In one day, two of the biggest fears tormenting global financial markets since summer have been swept to the sidelines, at least for now.
European leaders agreed on a bold plan to end their 2-year-old debt crisis, while a new report showed that the U.S. economy accelerated last quarter, dousing fears of another recession.
The result was a powerful rally in stocks that left the Dow Jones industrial average on track for its biggest monthly gain in 25 years.
If it sticks, the latest surge in share prices could help bolster business confidence about the economic outlook for 2012.
But it also may further aggravate small investors who have cashed out of the market in droves in recent months, pushed away by wild swings that have left many people frightened and disgusted.
What’s more, crucial challenges loom for the wobbly global economy. U.S. consumer confidence has crashed, raising doubts about holiday shopping. China’s growth is slowing. And markets could be riled again if congressional leaders fail to reach a deal by Nov. 23 to slash future budget deficits.
On Thursday, though, optimism carried the day. The Dow index ended up 339.51 points, or 2.9 percent, at 12,208.55, its highest level since July 28. In Europe, stocks jumped 5 percent or more in Germany, France and Italy, and the euro currency soared against the dollar.
The stage was set after a marathon negotiating session among European heads of state. After two years of being slow to respond to the government debt crisis that began in Greece and has since threatened the entire continent, the leaders surprised skeptics with their new plan of attack.
They agreed to slash Greece’s debt burden, while boosting the firepower of a previously created $600 billion rescue fund for struggling member states and banks.
A key goal: Provide guarantees to investors who buy bonds of Italy, to keep interest rates from spiraling higher and driving the eurozone’s third-largest economy into ruin.
“It’s a strong signal that they recognize the need to be more aggressive to catch up with the crisis,” said Mohamed El-Erian, chief executive of money management giant Pimco.
Like many other experts, he worries that implementing the program might prove far more difficult than constructing it. Many details still must be ironed out – including exactly how to bolster the finances of the rescue fund.
“If they don’t follow up quickly, people will use the markets’ rally to exit,” El-Erian warned.
But the plan helped damp perhaps the biggest worry dogging markets since mid-July: the risk of another global financial crisis, similar to what followed the crash of brokerage Lehman Bros. three years ago.
“I think there was a 50-50 chance of a systemic collapse of the (European) banking system,” said Jim Swanson, investment strategist at MFS Investment Management in Boston. “This takes that off the table.”
Bank stocks across Europe and in the U.S. led the market’s advance Thursday. Shares of Societe Generale, one of France’s biggest lenders, soared about 23 percent in the session. On Wall Street, Bank of America Corp. jumped almost 7 percent.
While the risk of a new banking cataclysm fueled widespread selling in global markets in late July and early August, doubts about the U.S. economy added to the gloom.
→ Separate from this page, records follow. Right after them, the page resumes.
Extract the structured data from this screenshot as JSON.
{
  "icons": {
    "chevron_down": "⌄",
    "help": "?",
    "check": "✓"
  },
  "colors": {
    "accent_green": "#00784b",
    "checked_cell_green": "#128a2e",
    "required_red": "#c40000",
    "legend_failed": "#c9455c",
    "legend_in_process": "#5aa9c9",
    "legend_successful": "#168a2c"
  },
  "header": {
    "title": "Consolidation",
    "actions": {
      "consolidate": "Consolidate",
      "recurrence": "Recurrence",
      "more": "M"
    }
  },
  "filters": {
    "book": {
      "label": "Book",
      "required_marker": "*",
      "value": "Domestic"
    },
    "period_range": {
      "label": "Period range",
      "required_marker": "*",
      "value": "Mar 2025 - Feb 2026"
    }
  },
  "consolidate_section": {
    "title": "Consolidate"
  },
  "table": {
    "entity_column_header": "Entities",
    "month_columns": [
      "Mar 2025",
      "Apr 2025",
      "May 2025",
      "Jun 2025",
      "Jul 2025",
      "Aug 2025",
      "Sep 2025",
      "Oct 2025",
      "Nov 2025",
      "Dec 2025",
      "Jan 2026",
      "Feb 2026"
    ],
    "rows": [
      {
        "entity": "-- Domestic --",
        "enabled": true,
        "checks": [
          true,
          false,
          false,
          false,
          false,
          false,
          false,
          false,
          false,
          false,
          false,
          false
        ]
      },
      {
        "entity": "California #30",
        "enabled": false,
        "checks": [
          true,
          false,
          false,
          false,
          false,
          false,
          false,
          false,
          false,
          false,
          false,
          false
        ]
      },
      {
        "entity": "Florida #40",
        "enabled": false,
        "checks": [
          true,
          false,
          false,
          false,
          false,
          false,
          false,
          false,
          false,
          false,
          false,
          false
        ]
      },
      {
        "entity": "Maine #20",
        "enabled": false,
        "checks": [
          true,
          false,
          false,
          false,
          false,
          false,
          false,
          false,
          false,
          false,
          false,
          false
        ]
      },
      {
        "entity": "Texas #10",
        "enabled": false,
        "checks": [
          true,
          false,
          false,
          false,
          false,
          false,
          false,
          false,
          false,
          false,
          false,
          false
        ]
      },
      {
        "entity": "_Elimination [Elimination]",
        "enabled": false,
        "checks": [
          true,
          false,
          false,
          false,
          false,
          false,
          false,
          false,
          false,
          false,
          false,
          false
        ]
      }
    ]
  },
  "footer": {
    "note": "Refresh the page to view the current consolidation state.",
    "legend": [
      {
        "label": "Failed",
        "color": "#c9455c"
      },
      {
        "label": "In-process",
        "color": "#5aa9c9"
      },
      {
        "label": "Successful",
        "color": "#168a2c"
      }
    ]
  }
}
Those concerns worsened after credit-rating firm Standard & Poor’s downgraded the nation’s bond rating in August to AA+ from AAA, citing a lack of progress in curbing federal budget deficits. By early September some economists warned that the U.S. probably was skirting dangerously close to recession.
But the talk of double-dip recession proved overwrought. Buoyed by continued consumer spending and by strong business investment in equipment and software, the economy grew at a 2.5 percent real annualized pace in the three months ended Sept. 30, up from 1.3 percent in the second quarter, the government reported Thursday.
The new data from the Commerce Department showed slow but steady improvement in the economy throughout this year.
“This should almost eliminate people’s concerns about a double-dip recession,” said Gregory Hess, an economist and dean of the faculty at Claremont McKenna College. “It’s going to be slow growth, which means that we’re still susceptible to economic shocks, but with building momentum we should be gaining speed.”
Consumer spending, particularly on automobiles, helped boost growth. Personal consumption increased at an annual rate of 2.4 percent in the third quarter, compared with an increase of just 0.7 percent in the second quarter.